The VAT system is a flexible web GIS for biodiversity researchers. It is part of the GFBio portal, which is operated within NFDI4BioDiversity, and provides data from German biodiversity archives and collections. In this portal, biodiversity researchers can visualize, explore and combine the data with environmental layers.

Highlights

Web-based GIS for biodiversity data
Integration of various archives and collections of biodiversity data
Integration into a research infrastructure and its portal
Exploration of data with multimedia linking
Integration with portal search
Use of different file formats and types, e.g. climate data (raster) & point observations (vector data)

Methodology

The VAT system is a web GIS built with the Geo Engine UI toolkit and connected to a Geo Engine backend. It is branded in the GFBio look-and-feel and is connected to both the portal search via an external data provider and the GFBio single sign-on service via the OpenID Connect protocol. The archive data is regularly harvested and then automatically available to biodiversity researchers.
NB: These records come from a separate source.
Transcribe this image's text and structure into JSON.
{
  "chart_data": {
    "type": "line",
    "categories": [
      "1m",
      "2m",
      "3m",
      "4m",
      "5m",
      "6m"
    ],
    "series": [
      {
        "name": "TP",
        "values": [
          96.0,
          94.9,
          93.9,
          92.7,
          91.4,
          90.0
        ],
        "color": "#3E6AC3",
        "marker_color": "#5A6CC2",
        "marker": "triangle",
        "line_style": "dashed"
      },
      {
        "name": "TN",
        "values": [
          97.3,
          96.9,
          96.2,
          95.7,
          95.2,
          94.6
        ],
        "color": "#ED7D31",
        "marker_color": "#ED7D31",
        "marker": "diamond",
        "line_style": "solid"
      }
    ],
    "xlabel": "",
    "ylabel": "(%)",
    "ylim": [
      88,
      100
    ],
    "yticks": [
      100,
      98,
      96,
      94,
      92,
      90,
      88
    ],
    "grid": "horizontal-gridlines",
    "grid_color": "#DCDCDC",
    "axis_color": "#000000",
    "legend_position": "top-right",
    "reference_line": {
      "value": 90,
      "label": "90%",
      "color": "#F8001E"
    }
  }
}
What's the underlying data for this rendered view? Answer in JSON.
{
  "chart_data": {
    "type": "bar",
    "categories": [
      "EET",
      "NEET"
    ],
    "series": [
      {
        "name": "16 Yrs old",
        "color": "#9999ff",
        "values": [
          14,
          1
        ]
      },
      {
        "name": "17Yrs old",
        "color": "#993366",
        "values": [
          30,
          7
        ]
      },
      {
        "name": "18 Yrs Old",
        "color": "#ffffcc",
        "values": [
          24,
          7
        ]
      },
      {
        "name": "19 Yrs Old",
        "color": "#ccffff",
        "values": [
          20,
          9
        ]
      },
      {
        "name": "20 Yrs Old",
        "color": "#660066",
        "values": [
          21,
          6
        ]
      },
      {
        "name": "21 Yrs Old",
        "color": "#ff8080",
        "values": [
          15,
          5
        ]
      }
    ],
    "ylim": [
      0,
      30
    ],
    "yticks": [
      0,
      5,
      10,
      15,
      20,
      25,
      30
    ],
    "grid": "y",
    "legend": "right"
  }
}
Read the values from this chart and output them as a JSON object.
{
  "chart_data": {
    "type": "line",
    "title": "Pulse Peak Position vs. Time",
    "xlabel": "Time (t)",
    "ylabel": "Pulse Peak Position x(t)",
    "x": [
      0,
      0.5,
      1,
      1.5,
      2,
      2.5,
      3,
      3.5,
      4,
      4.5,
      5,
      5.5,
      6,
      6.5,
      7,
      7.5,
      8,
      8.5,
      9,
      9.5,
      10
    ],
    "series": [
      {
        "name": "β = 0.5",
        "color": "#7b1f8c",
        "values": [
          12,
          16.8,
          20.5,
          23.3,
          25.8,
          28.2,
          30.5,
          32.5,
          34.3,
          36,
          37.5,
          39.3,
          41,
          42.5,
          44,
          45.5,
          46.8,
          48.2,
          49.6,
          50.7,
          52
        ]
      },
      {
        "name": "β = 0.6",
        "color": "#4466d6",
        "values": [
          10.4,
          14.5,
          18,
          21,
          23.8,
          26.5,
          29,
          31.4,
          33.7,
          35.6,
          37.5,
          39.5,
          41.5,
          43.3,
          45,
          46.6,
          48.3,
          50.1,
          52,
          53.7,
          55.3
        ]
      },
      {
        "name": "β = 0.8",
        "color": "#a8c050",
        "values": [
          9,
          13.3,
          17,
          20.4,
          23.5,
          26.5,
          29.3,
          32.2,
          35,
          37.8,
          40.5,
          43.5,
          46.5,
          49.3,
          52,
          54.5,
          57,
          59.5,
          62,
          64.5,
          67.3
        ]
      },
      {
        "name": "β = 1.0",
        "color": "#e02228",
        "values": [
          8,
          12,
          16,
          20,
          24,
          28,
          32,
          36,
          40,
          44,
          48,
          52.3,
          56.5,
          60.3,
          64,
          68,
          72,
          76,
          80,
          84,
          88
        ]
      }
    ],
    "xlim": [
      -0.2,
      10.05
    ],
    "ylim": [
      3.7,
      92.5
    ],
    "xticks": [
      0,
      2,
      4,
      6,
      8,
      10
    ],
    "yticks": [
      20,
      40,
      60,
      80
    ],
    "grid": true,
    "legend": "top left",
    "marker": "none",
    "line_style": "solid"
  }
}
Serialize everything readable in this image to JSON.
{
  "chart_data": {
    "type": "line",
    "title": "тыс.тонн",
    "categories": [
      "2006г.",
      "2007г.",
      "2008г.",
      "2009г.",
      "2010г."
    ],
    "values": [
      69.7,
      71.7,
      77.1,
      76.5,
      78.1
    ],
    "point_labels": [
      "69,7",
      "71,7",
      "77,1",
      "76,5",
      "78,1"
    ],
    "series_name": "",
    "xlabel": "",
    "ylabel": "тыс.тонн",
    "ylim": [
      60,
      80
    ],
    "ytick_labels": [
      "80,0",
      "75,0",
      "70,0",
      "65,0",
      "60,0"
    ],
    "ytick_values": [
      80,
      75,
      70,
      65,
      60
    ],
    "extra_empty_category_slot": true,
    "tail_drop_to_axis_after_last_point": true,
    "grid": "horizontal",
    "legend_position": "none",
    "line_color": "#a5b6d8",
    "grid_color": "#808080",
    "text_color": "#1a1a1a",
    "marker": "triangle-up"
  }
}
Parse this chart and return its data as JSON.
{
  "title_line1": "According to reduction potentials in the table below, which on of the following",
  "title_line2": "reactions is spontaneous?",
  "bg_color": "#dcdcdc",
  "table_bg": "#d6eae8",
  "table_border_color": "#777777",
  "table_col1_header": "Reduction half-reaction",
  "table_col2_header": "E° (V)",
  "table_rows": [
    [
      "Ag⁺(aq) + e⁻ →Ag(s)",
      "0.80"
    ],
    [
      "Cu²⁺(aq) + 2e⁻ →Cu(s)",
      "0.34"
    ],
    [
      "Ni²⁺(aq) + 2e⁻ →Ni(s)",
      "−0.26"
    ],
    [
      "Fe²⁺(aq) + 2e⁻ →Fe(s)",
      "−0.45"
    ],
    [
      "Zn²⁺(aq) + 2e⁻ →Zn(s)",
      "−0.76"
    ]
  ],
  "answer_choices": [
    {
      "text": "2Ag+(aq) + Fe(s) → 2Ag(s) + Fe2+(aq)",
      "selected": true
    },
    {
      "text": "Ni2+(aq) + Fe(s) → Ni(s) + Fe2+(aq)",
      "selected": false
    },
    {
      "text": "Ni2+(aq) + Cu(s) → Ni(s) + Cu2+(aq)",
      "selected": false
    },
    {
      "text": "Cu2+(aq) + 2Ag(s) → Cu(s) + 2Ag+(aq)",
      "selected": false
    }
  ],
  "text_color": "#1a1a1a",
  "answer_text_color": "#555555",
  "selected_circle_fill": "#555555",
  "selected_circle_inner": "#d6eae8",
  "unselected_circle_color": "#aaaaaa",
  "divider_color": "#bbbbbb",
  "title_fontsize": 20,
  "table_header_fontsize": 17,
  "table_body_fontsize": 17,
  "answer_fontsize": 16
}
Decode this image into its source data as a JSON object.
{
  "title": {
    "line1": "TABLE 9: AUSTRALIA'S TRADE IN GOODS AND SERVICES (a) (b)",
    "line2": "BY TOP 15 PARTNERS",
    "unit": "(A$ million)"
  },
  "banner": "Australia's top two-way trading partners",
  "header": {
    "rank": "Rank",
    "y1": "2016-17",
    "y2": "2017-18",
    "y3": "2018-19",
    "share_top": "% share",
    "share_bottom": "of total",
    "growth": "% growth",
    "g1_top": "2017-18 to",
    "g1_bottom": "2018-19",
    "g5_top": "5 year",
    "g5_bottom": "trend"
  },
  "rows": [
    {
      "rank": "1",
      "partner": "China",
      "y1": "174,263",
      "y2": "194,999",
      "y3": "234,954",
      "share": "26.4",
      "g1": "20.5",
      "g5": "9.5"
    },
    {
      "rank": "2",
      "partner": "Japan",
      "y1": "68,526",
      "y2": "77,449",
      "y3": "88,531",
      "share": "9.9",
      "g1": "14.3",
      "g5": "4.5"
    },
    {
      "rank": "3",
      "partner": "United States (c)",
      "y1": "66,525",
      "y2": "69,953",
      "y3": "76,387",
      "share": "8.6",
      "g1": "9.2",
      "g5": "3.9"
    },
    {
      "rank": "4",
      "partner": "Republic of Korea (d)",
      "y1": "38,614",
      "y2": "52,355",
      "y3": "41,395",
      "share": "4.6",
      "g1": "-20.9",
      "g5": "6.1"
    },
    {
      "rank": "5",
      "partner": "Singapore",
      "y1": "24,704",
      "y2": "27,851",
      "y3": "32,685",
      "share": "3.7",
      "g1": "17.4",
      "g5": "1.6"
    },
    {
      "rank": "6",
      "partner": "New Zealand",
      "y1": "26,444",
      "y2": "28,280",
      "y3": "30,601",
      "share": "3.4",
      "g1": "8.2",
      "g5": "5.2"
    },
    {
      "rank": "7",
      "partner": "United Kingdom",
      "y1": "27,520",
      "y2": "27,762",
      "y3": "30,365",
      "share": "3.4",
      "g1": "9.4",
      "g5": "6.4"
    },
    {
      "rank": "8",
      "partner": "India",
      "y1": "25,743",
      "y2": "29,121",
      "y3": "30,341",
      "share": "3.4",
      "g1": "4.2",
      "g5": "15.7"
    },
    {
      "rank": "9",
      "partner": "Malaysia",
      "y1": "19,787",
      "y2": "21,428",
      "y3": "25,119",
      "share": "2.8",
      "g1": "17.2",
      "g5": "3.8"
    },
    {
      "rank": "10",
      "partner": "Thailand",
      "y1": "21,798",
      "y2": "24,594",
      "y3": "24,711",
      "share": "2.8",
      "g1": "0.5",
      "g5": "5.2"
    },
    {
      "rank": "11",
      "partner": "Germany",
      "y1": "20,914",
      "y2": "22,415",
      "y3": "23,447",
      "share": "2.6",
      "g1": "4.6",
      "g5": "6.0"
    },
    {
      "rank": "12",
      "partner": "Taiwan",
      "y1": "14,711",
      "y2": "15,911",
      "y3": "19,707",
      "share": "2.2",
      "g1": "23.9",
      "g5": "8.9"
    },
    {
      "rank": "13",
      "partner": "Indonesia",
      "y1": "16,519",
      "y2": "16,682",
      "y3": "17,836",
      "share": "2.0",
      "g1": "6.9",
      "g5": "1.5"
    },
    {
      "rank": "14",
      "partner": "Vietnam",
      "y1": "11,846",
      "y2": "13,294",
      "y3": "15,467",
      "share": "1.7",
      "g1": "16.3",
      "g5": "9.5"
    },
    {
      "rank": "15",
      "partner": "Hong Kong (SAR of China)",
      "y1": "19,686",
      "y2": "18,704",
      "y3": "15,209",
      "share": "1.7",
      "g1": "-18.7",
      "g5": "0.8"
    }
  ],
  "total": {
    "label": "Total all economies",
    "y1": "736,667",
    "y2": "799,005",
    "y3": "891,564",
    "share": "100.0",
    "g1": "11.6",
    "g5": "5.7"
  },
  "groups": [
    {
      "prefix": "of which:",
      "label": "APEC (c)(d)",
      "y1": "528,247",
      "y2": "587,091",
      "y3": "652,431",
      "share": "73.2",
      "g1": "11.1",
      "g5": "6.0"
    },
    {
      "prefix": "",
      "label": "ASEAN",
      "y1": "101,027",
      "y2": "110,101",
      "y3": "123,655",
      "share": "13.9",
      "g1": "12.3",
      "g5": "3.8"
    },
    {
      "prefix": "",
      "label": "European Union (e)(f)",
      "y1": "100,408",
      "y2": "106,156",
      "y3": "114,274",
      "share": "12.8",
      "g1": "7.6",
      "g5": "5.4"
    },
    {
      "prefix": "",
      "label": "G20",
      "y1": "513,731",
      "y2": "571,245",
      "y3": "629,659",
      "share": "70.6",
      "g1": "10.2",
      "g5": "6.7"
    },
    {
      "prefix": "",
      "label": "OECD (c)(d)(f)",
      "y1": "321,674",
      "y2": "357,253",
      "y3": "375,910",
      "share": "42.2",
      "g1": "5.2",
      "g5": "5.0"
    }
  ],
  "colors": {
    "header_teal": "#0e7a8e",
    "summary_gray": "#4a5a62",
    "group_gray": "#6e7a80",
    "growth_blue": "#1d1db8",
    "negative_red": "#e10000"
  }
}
In addition to access via the web GIS, derived data from workflows can also be accessed via the Geo Engine Python interface using Jupyter notebooks. Geo Engine’s operator toolbox allows users to combine data or create graphs, such as histograms, over data. Data can also be viewed in tabular form. A highlight here is that linked media data is automatically displayed in an integrated viewer. This is useful if, for example, a photograph of a bone is linked to a find location.

Reporting of areas with environmental data

Tasks such as regular reporting of regional weather and climate metrics, e.g. on water availability, often require a lot of manual work to process the weather data up and downstream. Here we have implemented a workflow that can completely automate this task.

Highlights

Automation of reporting: calculation of temporal aggregates for regions
Integration of region areas (polygons) as well as weather and climate data

Methodology

Reporting of weather-dependent key figures for regions such as municipalities often requires a large amount of manual work. Here we have completely automated a workflow for such a case. This workflow can be applied as a blueprint to many other similar applications. First, we integrated data from ECMWF and national weather services into the Geo Engine. Using our Geo Engine toolbox, all necessary tasks are modeled as a workflow. This includes the aggregation to the reporting period and the extraction and calculation of key figures per region. Thanks to the Geo Engine, the results of the processes are directly accessible via APIs (e.g. OGC) and can thus be directly integrated as a service into further processes or provided as a dashboard.

EuroCrops and Random Forest

We trained a pipeline for field crop detection with ML on Sentinel-2 data and the EuroCrops fields. The pipeline includes all steps from retrieving the data, pre-processing, temporal aggregation over months, to the ML framework in Python. Our Python library matching the Geo Engine is used here.

Highlights

Sentinel-2 data retrieval from the AWS cloud via STAC.
Spatio-temporal caching of intermediate results
Python library to model and and execute workflows
Connectivity of ML framework in Python

Methodology

To train and apply ML for field crop classification, both satellite data, e.g. from Sentinel-2, and training data containing the information about the actual fruits grown on fields are needed. Especially for the classification of field crops, time-series are of great importance, since one can usually only distinguish them unambiguously by phenology, i.e. the development over time. Using the Geo Engine as a toolbox, we have not only automated data access, but also the combination and alignment of the different time series: The Sentinel-2 data is loaded from the cloud via the STAC protocol. Then the data, as well as the derived NDVI, are combined into monthly values. For each 12 months, the data is then used in combination with the field information to train the ML model. The data is processed as a data stream, this allows for arbitrarily large data sets to be used. Through our Python library we can feed different ML frameworks with data to train and apply models.